Arthur tersenyum tipis. "Sebelum hari pertandingan Oulixeus, ada kelas ramuan di angkatan tahun kedua. Ramuan yang dibuat adalah Chrysthemunium, berasal dari bunga Crysthum. Ramuan ini memiliki manfaat untuk meningkatkan kekuatan siapa pun yang meminumnya, dimulai dari stamina, metabolisme, hingga neith. Namun, ramuan itu punya efek jika dicampurkan dengan bahan lain, maaf aku tak bisa memberitahu campuran bahan ini karena berbahaya. Intinya ketika dicampur dengan bahan ini, maka ramuan Chrysthemunium punya efek tambahan yang negatif yaitu meningkatkan dan menimbulkan hasrat.

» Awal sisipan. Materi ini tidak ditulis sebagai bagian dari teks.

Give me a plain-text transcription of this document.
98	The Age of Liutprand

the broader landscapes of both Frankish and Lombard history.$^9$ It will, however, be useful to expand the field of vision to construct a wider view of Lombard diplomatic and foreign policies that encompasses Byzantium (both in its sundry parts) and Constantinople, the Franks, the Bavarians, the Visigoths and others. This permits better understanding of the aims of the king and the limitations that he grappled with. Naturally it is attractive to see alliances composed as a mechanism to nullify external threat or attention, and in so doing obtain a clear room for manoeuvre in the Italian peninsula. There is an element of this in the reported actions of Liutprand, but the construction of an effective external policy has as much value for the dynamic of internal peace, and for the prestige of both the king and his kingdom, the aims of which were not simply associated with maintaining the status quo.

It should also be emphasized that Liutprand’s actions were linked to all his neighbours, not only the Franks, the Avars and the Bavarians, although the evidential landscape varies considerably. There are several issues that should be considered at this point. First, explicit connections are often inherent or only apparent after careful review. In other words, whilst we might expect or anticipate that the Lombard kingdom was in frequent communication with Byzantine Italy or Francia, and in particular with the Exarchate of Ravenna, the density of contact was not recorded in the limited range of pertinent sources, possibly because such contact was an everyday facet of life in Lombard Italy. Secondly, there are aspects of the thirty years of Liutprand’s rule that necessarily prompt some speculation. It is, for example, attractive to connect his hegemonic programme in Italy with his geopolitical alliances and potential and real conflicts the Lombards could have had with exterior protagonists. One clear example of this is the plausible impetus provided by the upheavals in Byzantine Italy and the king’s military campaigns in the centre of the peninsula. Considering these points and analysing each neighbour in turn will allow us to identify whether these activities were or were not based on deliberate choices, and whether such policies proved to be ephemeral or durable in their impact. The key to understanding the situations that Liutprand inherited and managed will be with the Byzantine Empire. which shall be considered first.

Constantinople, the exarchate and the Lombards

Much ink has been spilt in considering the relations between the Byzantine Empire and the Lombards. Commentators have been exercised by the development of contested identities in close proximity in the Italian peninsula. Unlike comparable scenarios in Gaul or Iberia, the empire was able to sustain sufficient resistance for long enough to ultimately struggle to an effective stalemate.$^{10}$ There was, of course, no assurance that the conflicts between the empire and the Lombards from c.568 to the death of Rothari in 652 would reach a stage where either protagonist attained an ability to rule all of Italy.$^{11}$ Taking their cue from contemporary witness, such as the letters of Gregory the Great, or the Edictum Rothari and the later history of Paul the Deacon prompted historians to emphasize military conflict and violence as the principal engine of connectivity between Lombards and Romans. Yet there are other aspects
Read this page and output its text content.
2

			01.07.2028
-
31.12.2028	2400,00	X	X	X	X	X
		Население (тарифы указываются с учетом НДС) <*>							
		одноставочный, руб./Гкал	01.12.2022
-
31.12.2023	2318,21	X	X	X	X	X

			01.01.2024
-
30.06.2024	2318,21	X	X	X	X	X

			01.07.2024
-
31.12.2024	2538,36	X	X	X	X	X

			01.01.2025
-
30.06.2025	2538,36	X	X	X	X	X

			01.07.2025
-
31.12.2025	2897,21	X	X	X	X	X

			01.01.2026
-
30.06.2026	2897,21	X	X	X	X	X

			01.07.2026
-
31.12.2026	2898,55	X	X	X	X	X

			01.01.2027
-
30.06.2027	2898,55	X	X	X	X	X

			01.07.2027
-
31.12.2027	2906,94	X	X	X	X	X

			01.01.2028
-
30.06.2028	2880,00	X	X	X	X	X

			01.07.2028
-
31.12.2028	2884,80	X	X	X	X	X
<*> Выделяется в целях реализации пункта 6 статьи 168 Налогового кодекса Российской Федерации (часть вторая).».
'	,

"Siapa pun yang meminum ramuan ini, apalagi kondisinya tidak stabil, maka hasrat paling nampak itulah yang akan semakin meningkat berkat ramuan ini. Ada cukup banyak hasrat dalam diri manusia, seperti kebencian, balas dendam, yang akan menciptakan ...."
"Niat membunuh," sahut Anila.
"Benar sekali, Jasmine Delilah saat itu masih menyimpan amarah pada Aalisha, meski tak berani ia tuangkan karena dia masih punya etika seorang bangsawan. Namun, karena Chrysthemunium, hasrat dalam diri Jasmine Delilah memuncak, dia tak bisa berpikir jernih, dan terciptalah keberanian untuk membunuh Aalisha."
"Jadi semua ini karena ramuan itu?!" teriak Anila, "tapi bukankah setiap ramuan yang dibuat biasanya—"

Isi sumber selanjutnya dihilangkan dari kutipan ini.